Complexity Analysis (Simulation):

Let K be num_simulations.

Time Complexity: O(K) on average. Each game round takes a constant number of rolls on average (related to the geometric distribution for waiting for a 6). Since the probability of rolling a 6 is 1/6, the expected number of rolls until a 6 is 6. The game ends much quicker than that because there are two players. The average number of turns per game is small and constant. So, K simulations take K * (avg_rolls_per_game) which is O(K).

Space Complexity: O(1), as we only use a few variables to keep track of counts and simulate rolls.

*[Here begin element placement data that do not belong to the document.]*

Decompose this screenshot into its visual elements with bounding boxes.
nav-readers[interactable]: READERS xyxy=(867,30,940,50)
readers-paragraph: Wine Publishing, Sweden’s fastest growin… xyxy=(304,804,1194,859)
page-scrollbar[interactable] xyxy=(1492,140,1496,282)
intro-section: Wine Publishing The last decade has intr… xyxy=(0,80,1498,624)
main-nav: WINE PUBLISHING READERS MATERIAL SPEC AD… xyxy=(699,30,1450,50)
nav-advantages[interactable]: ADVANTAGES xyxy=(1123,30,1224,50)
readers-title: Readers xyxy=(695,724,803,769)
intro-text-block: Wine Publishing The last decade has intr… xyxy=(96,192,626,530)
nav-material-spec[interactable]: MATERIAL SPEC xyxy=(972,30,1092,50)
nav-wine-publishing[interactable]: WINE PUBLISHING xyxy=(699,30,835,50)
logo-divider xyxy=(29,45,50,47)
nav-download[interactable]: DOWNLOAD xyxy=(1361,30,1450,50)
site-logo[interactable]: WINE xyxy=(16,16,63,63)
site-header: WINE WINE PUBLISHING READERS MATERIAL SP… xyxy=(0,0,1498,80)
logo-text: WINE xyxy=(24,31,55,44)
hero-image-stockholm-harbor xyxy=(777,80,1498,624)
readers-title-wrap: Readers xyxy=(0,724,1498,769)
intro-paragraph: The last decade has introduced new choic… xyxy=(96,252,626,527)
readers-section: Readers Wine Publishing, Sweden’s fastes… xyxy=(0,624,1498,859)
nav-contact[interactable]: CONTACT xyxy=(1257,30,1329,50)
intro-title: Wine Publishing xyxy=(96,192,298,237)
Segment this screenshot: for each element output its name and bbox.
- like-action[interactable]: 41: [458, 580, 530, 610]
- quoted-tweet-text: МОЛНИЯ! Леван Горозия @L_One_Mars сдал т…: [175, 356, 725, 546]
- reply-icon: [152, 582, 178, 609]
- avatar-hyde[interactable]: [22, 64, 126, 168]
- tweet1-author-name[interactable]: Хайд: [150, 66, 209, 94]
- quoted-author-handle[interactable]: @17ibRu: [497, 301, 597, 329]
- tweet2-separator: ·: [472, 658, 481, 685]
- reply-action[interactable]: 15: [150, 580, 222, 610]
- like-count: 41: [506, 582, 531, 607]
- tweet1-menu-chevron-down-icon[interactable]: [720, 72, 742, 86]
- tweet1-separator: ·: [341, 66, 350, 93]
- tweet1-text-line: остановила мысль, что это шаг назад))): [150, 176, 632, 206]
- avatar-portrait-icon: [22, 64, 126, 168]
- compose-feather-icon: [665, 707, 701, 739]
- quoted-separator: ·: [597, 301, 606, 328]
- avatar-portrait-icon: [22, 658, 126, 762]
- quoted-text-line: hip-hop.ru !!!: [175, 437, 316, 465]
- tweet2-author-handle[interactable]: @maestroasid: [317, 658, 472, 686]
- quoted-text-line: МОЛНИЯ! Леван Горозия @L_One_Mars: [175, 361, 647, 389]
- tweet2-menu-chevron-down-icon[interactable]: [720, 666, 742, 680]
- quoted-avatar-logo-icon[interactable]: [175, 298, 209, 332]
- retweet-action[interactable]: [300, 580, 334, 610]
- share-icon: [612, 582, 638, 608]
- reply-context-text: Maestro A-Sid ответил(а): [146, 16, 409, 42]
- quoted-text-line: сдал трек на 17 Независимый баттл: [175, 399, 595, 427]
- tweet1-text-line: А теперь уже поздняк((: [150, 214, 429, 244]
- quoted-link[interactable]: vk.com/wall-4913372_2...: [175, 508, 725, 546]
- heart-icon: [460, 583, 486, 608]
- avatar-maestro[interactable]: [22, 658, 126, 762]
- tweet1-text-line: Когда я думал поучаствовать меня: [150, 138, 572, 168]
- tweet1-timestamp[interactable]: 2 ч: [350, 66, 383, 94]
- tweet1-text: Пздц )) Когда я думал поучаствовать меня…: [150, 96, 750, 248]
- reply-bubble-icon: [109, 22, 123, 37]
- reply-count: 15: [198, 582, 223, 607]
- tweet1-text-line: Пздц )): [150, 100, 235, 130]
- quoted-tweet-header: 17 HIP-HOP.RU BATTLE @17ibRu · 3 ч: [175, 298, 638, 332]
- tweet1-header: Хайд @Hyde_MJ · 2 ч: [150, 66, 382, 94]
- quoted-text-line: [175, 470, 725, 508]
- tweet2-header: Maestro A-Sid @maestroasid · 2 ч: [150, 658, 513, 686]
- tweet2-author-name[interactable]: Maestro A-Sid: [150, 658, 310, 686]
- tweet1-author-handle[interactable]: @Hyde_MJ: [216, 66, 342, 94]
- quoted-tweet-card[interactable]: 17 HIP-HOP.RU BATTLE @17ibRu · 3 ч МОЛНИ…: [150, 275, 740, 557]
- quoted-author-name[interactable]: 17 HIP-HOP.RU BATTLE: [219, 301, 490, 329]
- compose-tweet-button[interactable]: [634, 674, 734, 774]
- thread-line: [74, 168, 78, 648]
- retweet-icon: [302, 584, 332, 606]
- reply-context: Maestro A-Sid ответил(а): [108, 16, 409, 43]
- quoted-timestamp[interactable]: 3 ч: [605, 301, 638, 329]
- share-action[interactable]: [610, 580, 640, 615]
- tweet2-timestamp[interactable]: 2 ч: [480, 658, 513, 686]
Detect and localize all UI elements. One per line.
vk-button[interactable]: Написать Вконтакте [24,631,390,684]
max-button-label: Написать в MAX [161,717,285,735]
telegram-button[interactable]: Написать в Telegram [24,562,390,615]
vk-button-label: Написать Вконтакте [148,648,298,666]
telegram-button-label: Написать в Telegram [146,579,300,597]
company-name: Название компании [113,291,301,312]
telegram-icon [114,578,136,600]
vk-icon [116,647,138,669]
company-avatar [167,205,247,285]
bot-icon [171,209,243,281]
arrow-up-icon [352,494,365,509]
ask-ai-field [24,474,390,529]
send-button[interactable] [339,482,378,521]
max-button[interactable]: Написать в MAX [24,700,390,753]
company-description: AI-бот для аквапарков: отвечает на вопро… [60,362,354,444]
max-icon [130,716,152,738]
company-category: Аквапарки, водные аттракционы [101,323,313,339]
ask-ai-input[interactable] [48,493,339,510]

Key Takeaways for Interviews:

Theoretical First (If Possible): If you can derive the theoretical probability quickly (as with this geometric series), it's impressive to do so. It shows strong analytical skills.
Simulation Logic:
- Clearly define how a single round of the game is played, especially the turn-based nature.
- Use random.randint(1, 6) or random.choice([1,2,3,4,5,6]) for die rolls.
- Structure the simulation with a loop for many trials.
Clarity and Modularity: Breaking the simulation into a helper function for a single round (like _play_one_round) makes the code cleaner and easier to understand.
Law of Large Numbers: Mention that the accuracy of the simulation improves with a larger number of trials.
Seed for Reproducibility (Optional): For testing or debugging, you might mention setting random.seed(), but for a pure estimation, it's not strictly needed in the final function.